L'égalité des territoires en question
Deux rapports sont parus en février 2013 pour justifier et alimenter les politiques de réduction des inégalités territoriales, en particulier à l'égard des zones rurales... sommées d'assumer leur isolement et leur sous-équipement en facilitant la mobilité de leurs habitants.
Vers un commissariat général à l'égalité des territoires
A demande du Ministère de l'Égalité des territoires, la commission pour la création d'un commissariat général à l'égalité des territoires a proposé 5 scénarios qui correspondent à différentes conceptions du but à atteindre :
- l'accès à un socle de services et d'infrastructures commun sur tout le territoire,
- la coopération entre territoires et la construction d'une vision partagée,
- le pilotage de politiques publiques dédiées aux territoires en difficulté,
- la compensation par l'État des inégalités de moyens entre territoires,
- ou encore la supervision de l'ensemble des politiques publiques dans un objectif d'égalité entre territoires...
En tout état de cause, le nouveau commissariat pourrait intégrer des administrations existantes, telles que la Datar.
Mais qu'est-ce que l'égalité territoriale ?
Parallèlement, le Ministère de l'Égalité des territoires a confié à l'économiste Eloi Laurent "une mission de réflexion sur l'égalité des territoires". Depuis le 22 février dernier, 23 contributions de chercheurs (géographes, économistes, sociologues...), toutes commentées par des élus, sont disponibles en ligne.
Leur objectif :
- décrire les principales "ruptures territoriales" de la France d'aujourd'hui
- mesurer les nouvelles inégalités territoriales, en matière de développement humain et d'environnement
- proposer des indicateurs et des leviers d'action pour réduire toutes ces inégalités
Une longue introduction décrit l'idéal d'égalité entre les territoires comme une égalité "de destin" entre les citoyens : "l'égalité permise ou contrainte par les territoires, l'égalité portée par les territoires", sachant que les ruptures "ne sont pas compensées par les déplacements volontaires des Français(es), dont la mobilité résidentielle et interterritoriale demeure faible".

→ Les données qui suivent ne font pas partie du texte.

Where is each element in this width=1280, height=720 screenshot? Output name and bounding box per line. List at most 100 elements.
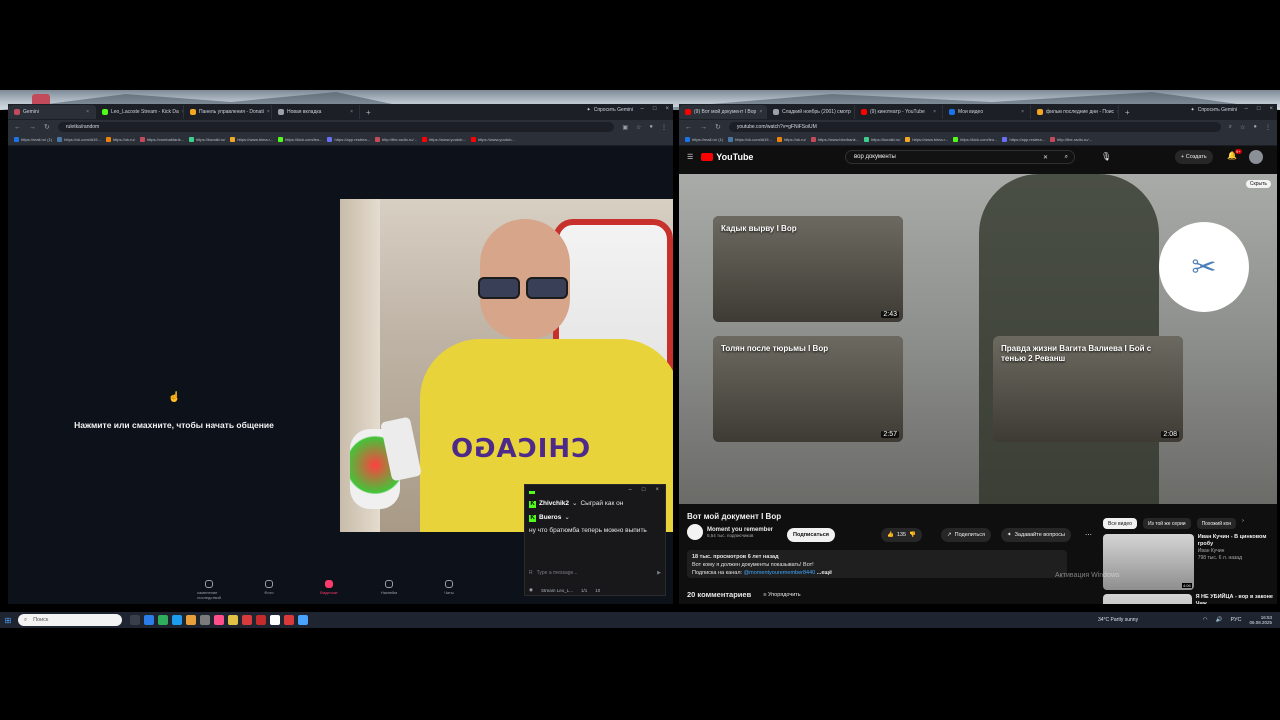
tab[interactable]: фильм последние дни - Поис ×	[1031, 105, 1119, 119]
nav-item[interactable]: изменение последствий	[197, 580, 221, 600]
bookmark-item[interactable]: https://www.bima.r...	[905, 137, 948, 142]
taskbar-app-icon[interactable]	[144, 615, 154, 625]
related-title[interactable]: Я НЕ УБИЙЦА - вор в законе Чиж	[1196, 594, 1277, 604]
related-thumbnail[interactable]	[1103, 594, 1192, 604]
taskbar-app-icon[interactable]	[214, 615, 224, 625]
tab[interactable]: (9) кинотеатр - YouTube ×	[855, 105, 943, 119]
maximize-icon[interactable]: □	[1257, 106, 1261, 112]
bookmark-item[interactable]: http://the-radio.ru/...	[1050, 137, 1092, 142]
nav-item[interactable]: Никнейм	[378, 580, 400, 600]
close-icon[interactable]: ×	[759, 109, 762, 115]
more-icon[interactable]: ⋯	[1085, 531, 1092, 539]
maximize-icon[interactable]: □	[642, 487, 646, 495]
account-avatar[interactable]	[1249, 150, 1263, 164]
back-icon[interactable]: ←	[14, 124, 21, 131]
language-indicator[interactable]: РУС	[1230, 617, 1241, 623]
youtube-logo[interactable]: YouTube	[701, 152, 753, 162]
nav-item[interactable]: Видеочат	[318, 580, 340, 600]
nav-item[interactable]: Фото	[258, 580, 280, 600]
taskbar-search[interactable]: ⌕ Поиск	[18, 614, 122, 626]
bookmark-item[interactable]: https://app.restrea...	[1002, 137, 1045, 142]
clock[interactable]: 16:53 06.08.2025	[1249, 615, 1272, 625]
taskbar-app-icon[interactable]	[130, 615, 140, 625]
chip-all-videos[interactable]: Все видео	[1103, 518, 1137, 529]
taskbar-app-icon[interactable]	[200, 615, 210, 625]
tab[interactable]: Панель управления - Donati ×	[184, 105, 272, 119]
bookmark-item[interactable]: https://www.youtub...	[470, 137, 515, 142]
tab[interactable]: Новая вкладка ×	[272, 105, 360, 119]
tab[interactable]: Мои видео ×	[943, 105, 1031, 119]
bookmark-item[interactable]: https://www.youtub...	[421, 137, 466, 142]
bookmark-item[interactable]: https://mail.ru/ (1)	[685, 137, 723, 142]
bookmark-item[interactable]: https://koraiki.ru/	[188, 137, 225, 142]
minimize-icon[interactable]: –	[1245, 106, 1248, 112]
back-icon[interactable]: ←	[685, 124, 692, 131]
related-thumbnail[interactable]: 4:06	[1103, 534, 1194, 590]
thumbs-up-icon[interactable]: 👍	[887, 532, 894, 538]
bookmark-star-icon[interactable]: ☆	[636, 124, 641, 131]
emote-icon[interactable]: R	[529, 570, 533, 576]
start-chat-prompt[interactable]: Нажмите или смахните, чтобы начать общен…	[8, 420, 340, 430]
end-card-video[interactable]: Правда жизни Вагита Валиева I Бой с тень…	[993, 336, 1183, 442]
extensions-icon[interactable]: ▣	[622, 124, 628, 131]
nav-item[interactable]: Чаты	[438, 580, 460, 600]
reload-icon[interactable]: ↻	[715, 123, 721, 131]
volume-icon[interactable]: 🔊	[1216, 617, 1223, 623]
send-icon[interactable]: ▶	[657, 570, 661, 576]
wifi-icon[interactable]: ◠	[1203, 617, 1208, 623]
close-window-icon[interactable]: ×	[665, 106, 669, 112]
related-channel[interactable]: Иван Кучин	[1198, 548, 1277, 555]
bookmark-item[interactable]: http://the-radio.ru/...	[375, 137, 417, 142]
hamburger-menu-icon[interactable]: ☰	[687, 153, 693, 161]
bookmark-star-icon[interactable]: ☆	[1240, 124, 1245, 131]
start-menu-icon[interactable]: ⊞	[0, 616, 16, 625]
new-tab-button[interactable]: +	[360, 108, 377, 117]
clear-search-icon[interactable]: ✕	[1043, 154, 1048, 161]
menu-icon[interactable]: ⋮	[661, 124, 667, 131]
bookmark-item[interactable]: https://www.bima.r...	[230, 137, 273, 142]
related-video[interactable]: Я НЕ УБИЙЦА - вор в законе Чиж	[1103, 594, 1277, 604]
forward-icon[interactable]: →	[29, 124, 36, 131]
gemini-button[interactable]: ✦ Спросить Gemini	[587, 107, 634, 113]
taskbar-app-icon[interactable]	[298, 615, 308, 625]
show-more-link[interactable]: ...ещё	[817, 570, 832, 576]
taskbar-app-icon[interactable]	[158, 615, 168, 625]
address-bar[interactable]: youtube.com/watch?v=gFNiFSoiUM	[728, 122, 1221, 132]
taskbar-app-icon[interactable]	[270, 615, 280, 625]
minimize-icon[interactable]: –	[629, 487, 632, 495]
taskbar-app-icon[interactable]	[186, 615, 196, 625]
gemini-button[interactable]: ✦ Спросить Gemini	[1191, 107, 1238, 113]
channel-watermark-icon[interactable]: ✂	[1159, 222, 1249, 312]
close-icon[interactable]: ×	[655, 487, 659, 495]
bookmark-item[interactable]: https://app.restrea...	[327, 137, 370, 142]
zoom-icon[interactable]: ⌕	[1229, 124, 1232, 131]
taskbar-app-icon[interactable]	[228, 615, 238, 625]
end-card-video[interactable]: Толян после тюрьмы I Вор 2:57	[713, 336, 903, 442]
bookmark-item[interactable]: https://ok.ru/	[105, 137, 135, 142]
close-window-icon[interactable]: ×	[1269, 106, 1273, 112]
maximize-icon[interactable]: □	[653, 106, 657, 112]
voice-search-icon[interactable]: 🎙	[1101, 152, 1111, 161]
taskbar-app-icon[interactable]	[172, 615, 182, 625]
bookmark-item[interactable]: https://vombat/tank...	[139, 137, 184, 142]
subscribe-button[interactable]: Подписаться	[787, 528, 835, 542]
related-title[interactable]: Иван Кучин - В цинковом гробу	[1198, 534, 1277, 548]
bookmark-item[interactable]: https://vk.com/id19...	[728, 137, 772, 142]
bookmark-item[interactable]: https://kick.com/leo...	[953, 137, 997, 142]
close-icon[interactable]: ×	[86, 109, 89, 115]
channel-info[interactable]: Moment you remember 5,54 тыс. подписчико…	[687, 524, 773, 540]
tab[interactable]: Сладкий ноябрь (2001) смотр ×	[767, 105, 855, 119]
chip-same-series[interactable]: Из той же серии	[1142, 518, 1191, 529]
channel-link[interactable]: @momentyouremember8440	[744, 570, 816, 576]
chat-input[interactable]: R Type a message... ▶	[529, 567, 661, 579]
close-icon[interactable]: ×	[933, 109, 936, 115]
menu-icon[interactable]: ⋮	[1265, 124, 1271, 131]
close-icon[interactable]: ×	[350, 109, 353, 115]
end-card-video[interactable]: Кадык вырву I Вор 2:43	[713, 216, 903, 322]
reload-icon[interactable]: ↻	[44, 123, 50, 131]
search-icon[interactable]: ⌕	[1065, 154, 1068, 161]
bookmark-item[interactable]: https://koraiki.ru/	[863, 137, 900, 142]
weather-widget[interactable]: 34°C Partly sunny	[1098, 617, 1138, 623]
search-input[interactable]: вор документы ✕ ⌕	[845, 150, 1075, 164]
taskbar-app-icon[interactable]	[284, 615, 294, 625]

Comment réduire les inégalités entre citoyens ruraux et urbains ?
Parmi les différentes contributions qui constituent ce rapport, figure un chapitre sur les espaces ruraux isolés, c'est-à-dire à distance des aires urbaines décrites par l'Insee.
Les inégalités entre territoires ruraux et urbains sont exclusivement envisagées par ses trois auteurs comme des inégalités d'accès aux avantages urbains (commerces, services, emplois...). Les pistes d'action proposées sont donc :
- d'améliorer leur desserte routière et ferroviaire et leur offre de transport en commun,
- d'appuyer le développement de pôles locaux d'emplois et de services, à condition de "préserver les fonctions écologiques les plus sensibles à l'antropisation",
- de compenser financièrement le handicap de la situation géographique pour les personnes et les entreprises, y compris en facilitant leur mobilité vers les pôles urbains.
Mais les chercheurs se concentrent surtout sur les raisons pour lesquelles "désenclaver" les territoires ruraux :
- parce que les habitants de ces territoires n'ont pas tous choisi d'y vivre (c'est-à-dire de vivre loin des services présents en ville),
- parce que certains de ces territoires ont des potentiels de développement économique et touristique justifiant les investissements publics,
- parce que l'enclavement géographique génère des difficultés sociales qui renforcent l'enclavement géographique des personnes aux revenus modestes ou diminuées physiquement... qu'il s'agirait d'aider à déménager en ville.
Le député de la Lozère Pierre Morel L'huissier réagit vivement à cette analyse en dénonçant des recommandations "inopérantes" et sans lien avec les souhaits des habitants des espaces ruraux.
- dans un discours du 22 février, la Ministre de l'Egalité des territoires a dénoncé "le contresens historique de ceux qui défendent une métropolisation libérale du pays", les territoires ruraux n'étant "ni des réserves foncières pour exfiltrer les populations dont on ne veut plus en ville, ni des terrains de jeux pour les citadins"...
- mais de son côté, le géographe Philippe Estèbe n'hésite pas à dénoncer le "lobby des élus ruraux" ; pour lui "on peut accepter d'avoir plusieurs modèles de développement" puisque "les gens vivant à la campagne ont accès, grâce à la mobilité, aux services de la ville moyenne du coin" !
- l'économiste Laurent Davezies semble partager ce point de vue dans le chapitre du rapport sur Les territoires face à la crise : "L'avenir de nos territoires, que l'on doit essayer d'anticiper avec prudence, est un sujet important. Mais l'avenir des populations l'est plus encore. Leur destin n'est pas obligatoirement lié à celui des territoires sur lesquelles elles vivent aujourd'hui. La mobilité résidentielle constituera pour elle une possibilité d'ajustement majeure".